Doron Sanders is a fashion-first practitioner and a former Head of Search - but on the editorial side, the priority is fashion-first, and he hires the same way. The editorial team is composed of people who care about the products, not just the search volume. This matters because the deeper analysis on collab and brand pages requires understanding things the data alone cannot capture: how a fabric breaks, how a silhouette wears, how a release lands in a room.
We invest accordingly:
We do not pretend to cover everything. A collab dropping eight SKUs may have us with hands on one or two. But one piece, honestly examined, is enough to write meaningfully about the whole. The job is not to inventory every product - the job is to understand the collab as a cultural artifact, and that can be done with the right one-piece sample more often than the full set.
A concrete example: when Swatch and Audemars Piguet released their landmark collaboration, the editorial team prioritized direct experience with at least one model from the drop. We did not need every variation to write meaningfully about the broader phenomenon - we needed enough first-hand context to translate the experience honestly to the reader.

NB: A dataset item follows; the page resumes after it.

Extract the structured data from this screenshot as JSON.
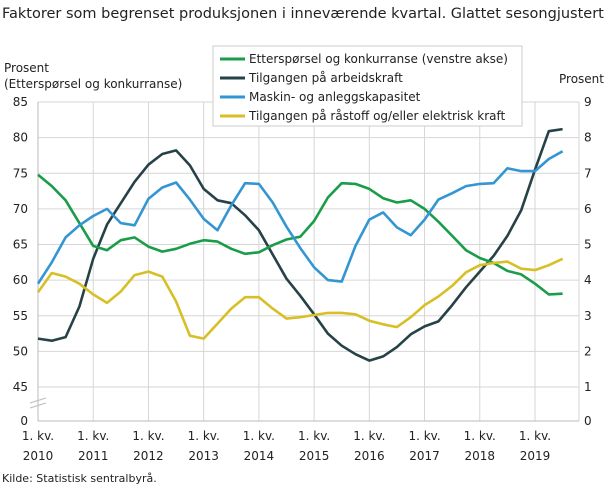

Experience does not affect the data. The CINDEX 100 remains driven exclusively by structured signal - search volume, trend velocity, competition - and is unaffected by what we have or have not physically held. This separation is deliberate: it keeps the popularity index clean, and it makes the deeper editorial layer credible. The data tells you what is happening. Experience and editorial tell you what it actually is.
This is the second meaning of "art and science intertwine" - not just in the formula, but in the daily practice of the work.
CINDEX is precise about what it measures, and precise about what it does not. This honesty is structural, not rhetorical.
A collab can score 95 on Heat and be a design failure. A collab can be exquisitely made and culturally invisible. CINDEX isolates one dimension for ranking - measurable cultural attention - because that is the dimension that can be honestly quantified. Everything else is documented at the page level, where editorial and experience can speak.
CINDEX rankings are recomputed on the 1st of each calendar month. Historical Heat Scores are archived in version-controlled snapshots, enabling longitudinal analysis and forward audit. Methodology versions (this document) are tracked separately from data versions - methodology may evolve between data refreshes, and both are independently versioned.
This whitepaper is Methodology v1.0. Material methodology updates will be published as numbered versions, with prior versions preserved for citation continuity.